Politische und kulturelle Geschichte
Die Rhone war Grenzfluss und Kommunikationsachse. In vorrömischer Zeit trennte sie die Völker der Allobroger und Helvetier (Caesar, "De bello gallico" I, 6, 3). Dann stiessen die Römer dem Fluss entlang vor. Die Verbreitung der lateinischen Kultur und die Christianisierung der angrenzenden Länder folgten dem Flusslauf. Der Abschnitt von Sitten bis Avignon war der Lebensnerv des burgundischen Königreichs zwischen 480 und 534 bzw. des Zweiten Königreichs Burgund im 10. Jahrhundert, das 1032 in das Heilige Römische Reich deutscher Nation integriert wurde. Die Rhone bildete nun die Grenze zum französischen Königreich, 1601-1860 jene zwischen Frankreich und Savoyen, dann zwischen Frankreich und der Schweiz. Auch im Chablais diente die Rhone als Grenze, zuerst zwischen Bern, das an dieser natürlichen Grenze des Gouvernements Aigle festhielt, obwohl der Fluss hier in zahlreichen Windungen verlief (1634 Karte von Joseph Plepp), und dem Wallis, dann zwischen dem Kanton Waadt und dem Departement Simplon und schliesslich 1815 zwischen den Kantonen Waadt und Wallis.

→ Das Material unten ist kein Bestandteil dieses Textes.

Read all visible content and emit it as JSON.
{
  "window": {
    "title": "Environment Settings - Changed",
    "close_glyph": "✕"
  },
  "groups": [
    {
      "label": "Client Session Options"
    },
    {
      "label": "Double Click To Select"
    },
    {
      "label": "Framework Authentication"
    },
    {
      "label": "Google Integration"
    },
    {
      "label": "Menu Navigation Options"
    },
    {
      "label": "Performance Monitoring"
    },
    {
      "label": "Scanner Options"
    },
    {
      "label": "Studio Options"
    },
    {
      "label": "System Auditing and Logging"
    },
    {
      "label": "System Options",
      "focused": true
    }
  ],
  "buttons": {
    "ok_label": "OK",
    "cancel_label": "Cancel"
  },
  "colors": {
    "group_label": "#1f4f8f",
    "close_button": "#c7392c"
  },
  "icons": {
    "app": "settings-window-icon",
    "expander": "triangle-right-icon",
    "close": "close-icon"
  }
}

Bildende Künstler fühlten sich von der Rhone nicht sonderlich angezogen: Nur vereinzelt wurde sie in Gravuren oder auf anekdotischen Bildern dargestellt. Auch in der Literatur wird die Rhone selten thematisiert. In der Zwischenkriegszeit liessen sich einige Dichter von der vorerst folkloristischen und regionalistischen Vorstellung der Verbundenheit aller an der Rhone lebenden Menschen (rhodanisme) inspirieren, so Charles Ferdinand Ramuz in "Chant de notre Rhône" (1920) oder René-Louis Piachaud in "L'évocation du fleuve Rhône" (1929). Die ab 1942 erschienenen "Cahiers du Rhône" von Albert Béguin zeugen von einer geistigen Solidarität der Westschweiz mit dem "Freien Frankreich".
Die Rhone ist auch im 21. Jahrhundert ein bedeutender Wirtschaftsfaktor und Energielieferant. Durch die Renaturierung seiner Ufer soll der Fluss aber auch wieder mehr Lebensraum bieten für Pflanzen und Tiere sowie als Naherholungsgebiet an Attraktivität gewinnen. Seit 2001 fördert das Forum économique rhodanien die Beziehungen zwischen französischen und Schweizer Anrainern.
Quellen und Literatur
- J.P. Bravard, Le Rhône, du Léman à Lyon, 1987
- T. Kuonen, Histoire des forêts de la région de Sion du Moyen-Age à nos jours, 1993
- R. Flückiger-Seiler, «Strassen und Wege im Rhonetal zwischen Brig und Siders», in BWG 26, 1994, 119-194
- Le Rhône, un fleuve et des hommes, hg. von A. Vincent, 1999
- D.L. Vischer, Die Gesch. des Hochwasserschutzes in der Schweiz, 2003, 97-103
- J. Rossiaud, Le Rhône au Moyen Age, 2007
- M. Borgeat-Theler, Le Rhône et ses riverains à la fin du Moyen Age, entre Sion et Martigny, Liz. Lausanne, 2008
- P. Allard et al., Le Rhône: dynamique, histoire et société, 2009 (mit Bibl.)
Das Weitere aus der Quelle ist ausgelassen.